Use the data in the Stem-and-leaf plot shown below listing the ages of employees in the accounting department at a company office to answer the following questions. 2 | 3 8 9
3 | 2 4 6 7 7 8
4 | 1 3 4 5 8
5 | 3 4 6
6 | 4
1. Find the mean, the standard deviation, and the 5-number summary of the data.
2. Which would be better to summarize the data, the mean and standard deviation, or the median and IQR? Why?
3. Assuming the sample is representative of a normally distributed population, find the probability of selecting an individual with an age of between 50 and 60.
4. Find the standard error of the sampling distribution, using the sample standard deviation computed in part 1 and the sample size.
5. Suppose the average age of all employees at the company is 37, and the ages of employees are normally distributed. Using the mean age of 37 and the standard error from part 4, find the probability of selecting a sample with a mean value as extreme as the mean found in part 1.

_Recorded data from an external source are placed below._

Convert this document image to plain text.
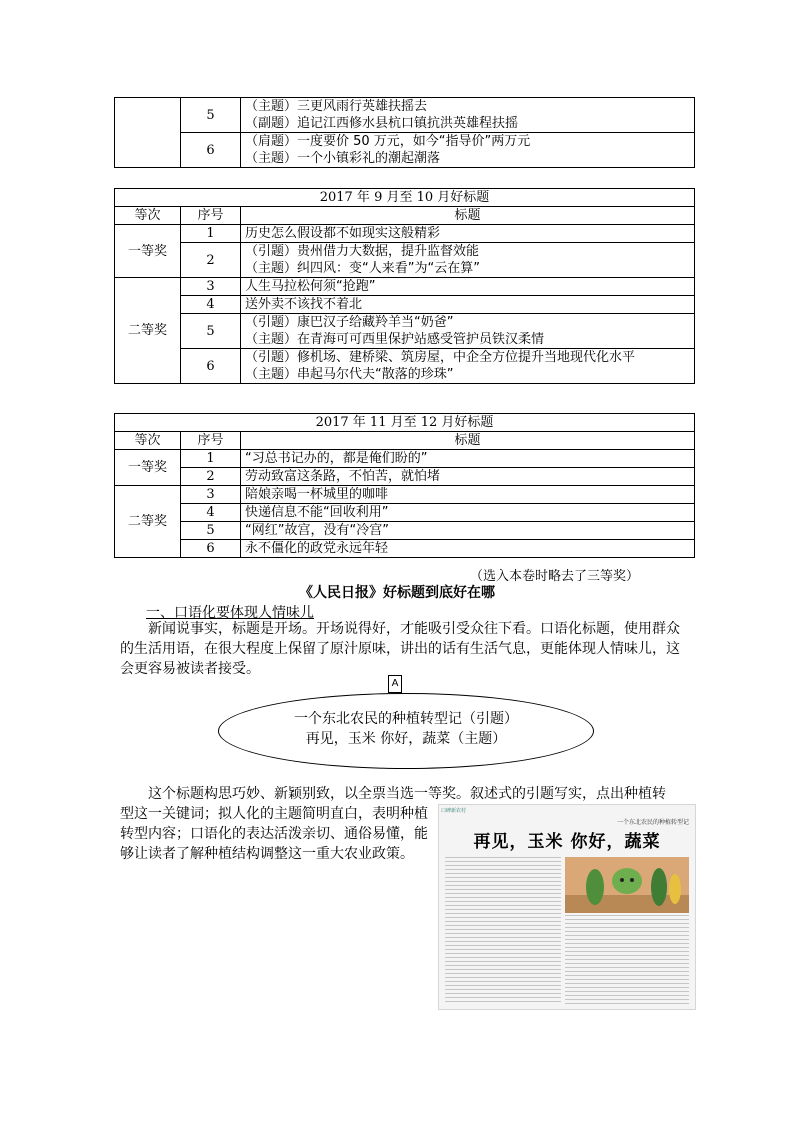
	5	（主题）三更风雨行英雄扶摇去
（副题）追记江西修水县杭口镇抗洪英雄程扶摇

	6	（肩题）一度要价 50 万元，如今“指导价”两万元
（主题）一个小镇彩礼的潮起潮落
2017 年 9 月至 10 月好标题		
等次	序号	标题
一等奖	1	历史怎么假设都不如现实这般精彩

	2	（引题）贵州借力大数据，提升监督效能
（主题）纠四风：变“人来看”为“云在算”

二等奖	3	人生马拉松何须“抢跑”

	4	送外卖不该找不着北

	5	（引题）康巴汉子给藏羚羊当“奶爸”
（主题）在青海可可西里保护站感受管护员铁汉柔情

	6	（引题）修机场、建桥梁、筑房屋，中企全方位提升当地现代化水平
（主题）串起马尔代夫“散落的珍珠”
2017 年 11 月至 12 月好标题		
等次	序号	标题
一等奖	1	“习总书记办的，都是俺们盼的”

	2	劳动致富这条路，不怕苦，就怕堵

二等奖	3	陪娘亲喝一杯城里的咖啡

	4	快递信息不能“回收利用”

	5	“网红”故宫，没有“冷宫”

	6	永不僵化的政党永远年轻
（选入本卷时略去了三等奖）
《人民日报》好标题到底好在哪
一、口语化要体现人情味儿

新闻说事实，标题是开场。开场说得好，才能吸引受众往下看。口语化标题，使用群众的生活用语，在很大程度上保留了原汁原味，讲出的话有生活气息，更能体现人情味儿，这会更容易被读者接受。

A
一个东北农民的种植转型记（引题）
再见，玉米 你好，蔬菜（主题）

这个标题构思巧妙、新颖别致，以全票当选一等奖。叙述式的引题写实，点出种植转

型这一关键词；拟人化的主题简明直白，表明种植转型内容；口语化的表达活泼亲切、通俗易懂，能够让读者了解种植结构调整这一重大农业政策。

口碑新农村
一个东北农民的种植转型记
再见，玉米 你好，蔬菜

6. Use the mean and standard deviation of the sample from part 1 to construct a 95% confidence interval for the average age of employees at the company.
7. Use the mean and standard deviation of the sample from part 1 to test the hypothesis that the average age of all employees at the company is different from 37. Find the z-score and p-value.
8. Using a level of confidence of a=0.05, is there sufficient evidence to reject the null hypothesis? Interpret the conclusion in the context of the problem.